The customer is always right. This slogan has been the foundation of good customer service since the early 1900s. But what does it mean? Does it mean that when a customer complains, you have to agree with everything they say? Not necessarily. “The customer is always right” is a mindset, a way of business, and a useful tool in making your company better than it would be otherwise. Taking complaints and insults and turning them into constructive criticism is one of the hardest things an entrepreneur can do. Here are five tips for making it happen.
It’s human nature to be proud of what we’ve achieved. So when you launch a new product you spent weeks working 22 hours a day on, making sure every detail is perfect, don’t get angry or frustrated if a customer complains it’s not the best gizmo ever. The customer doesn’t know how hard you worked, and they don’t care. Their only concern is hearing how what you have to offer can affect their lives for the better.
Swallowing your pride is not an easy thing to do. The first response to a negative comment is generally to defend your work. Never do this with a customer. Bite your tongue. Breathe a bit. Then, smile and thank them for their feedback. With all the Internet blogs, review sites, and social media options, an angry customer has way too many ways to hurt you and your business for you to be engaging them in a shouting match.

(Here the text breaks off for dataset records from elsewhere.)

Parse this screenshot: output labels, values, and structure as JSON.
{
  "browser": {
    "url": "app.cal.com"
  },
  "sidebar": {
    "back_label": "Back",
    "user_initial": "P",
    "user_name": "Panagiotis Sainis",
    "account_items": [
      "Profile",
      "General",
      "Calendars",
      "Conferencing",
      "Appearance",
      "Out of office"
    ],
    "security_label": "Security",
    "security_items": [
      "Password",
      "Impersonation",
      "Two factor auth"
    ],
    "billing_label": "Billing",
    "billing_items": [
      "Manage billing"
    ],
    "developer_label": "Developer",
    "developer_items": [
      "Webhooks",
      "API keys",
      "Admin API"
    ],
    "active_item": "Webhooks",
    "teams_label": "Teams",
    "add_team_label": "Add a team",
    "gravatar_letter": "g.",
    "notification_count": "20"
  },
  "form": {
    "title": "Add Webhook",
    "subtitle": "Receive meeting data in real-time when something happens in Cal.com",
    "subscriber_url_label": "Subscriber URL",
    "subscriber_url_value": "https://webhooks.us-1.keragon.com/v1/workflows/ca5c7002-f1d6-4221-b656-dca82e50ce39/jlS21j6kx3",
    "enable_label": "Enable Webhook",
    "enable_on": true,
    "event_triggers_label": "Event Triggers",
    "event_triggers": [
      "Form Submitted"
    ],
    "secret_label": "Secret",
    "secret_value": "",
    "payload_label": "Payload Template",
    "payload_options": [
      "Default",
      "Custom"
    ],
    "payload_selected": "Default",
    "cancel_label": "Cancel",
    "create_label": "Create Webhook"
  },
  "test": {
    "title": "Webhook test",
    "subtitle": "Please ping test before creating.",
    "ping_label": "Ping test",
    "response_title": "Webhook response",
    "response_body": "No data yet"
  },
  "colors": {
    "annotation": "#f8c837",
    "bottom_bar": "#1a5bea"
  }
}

Listen to your customers. Sometimes you can get really good information from what seems like an angry rant. Being able to read between the lines can be priceless.
For example, say a customer wants to download a copy of your app, and it took them twenty minutes to find the button for it.
From this comment, you must then sit down and figure out what he needs. Is the download button functioning? Is your server overloaded because of the amount of traffic you have? If this complaint is recurring, it’s time to address the problem.
Ask for help.
Even angry customers will help if you ask them. By offering a survey or a contact number, you give dissatisfied customers a chance to fully explain what it is you’re doing wrong. Just ignore the curse words and insults to your intelligence.
Remember, even if you’re being insulted, you’ll get a priceless glimpse into what improvements can be made. Fixing issues will help you retain complaining customers, and stop the bleeding among those who would otherwise go to a competitor.
Apologize and mean it.
“I’m sorry” is difficult to say, especially if you feel you shouldn’t be apologizing. Customers who don’t read the description on your eBay listing can make you want to strangle them. Say it anyways, and offer a refund, or a discount on their next purchase. By doing so you may find a repeat customer, and that’s one less negative comment you’ll have to overcome. It may also lead to tweaking how you list items so certain info is more obvious to future customers.
Whether your business is online or brick-and-mortar, a smile can be seen or felt in how you deal with customers. If you’re bright red and screaming while typing out a response, better give it a proofread before hitting send. As hard as we try, as safe as we think we play it, emotions are hard to suppress.
Try this: write down a basic response to a customer complaint. Next time you’re angry or frustrated at something, record yourself saying this response. Then take a breath, smile (no teeth gritting allowed), and record the same message. Listen to the difference.
People like happiness. If your customers think you’re genuinely happy to hear from them and help with their issues, they will respond to that.
Always remember the customer is your first priority. With good customer service, you will retain customers and build a stronger business.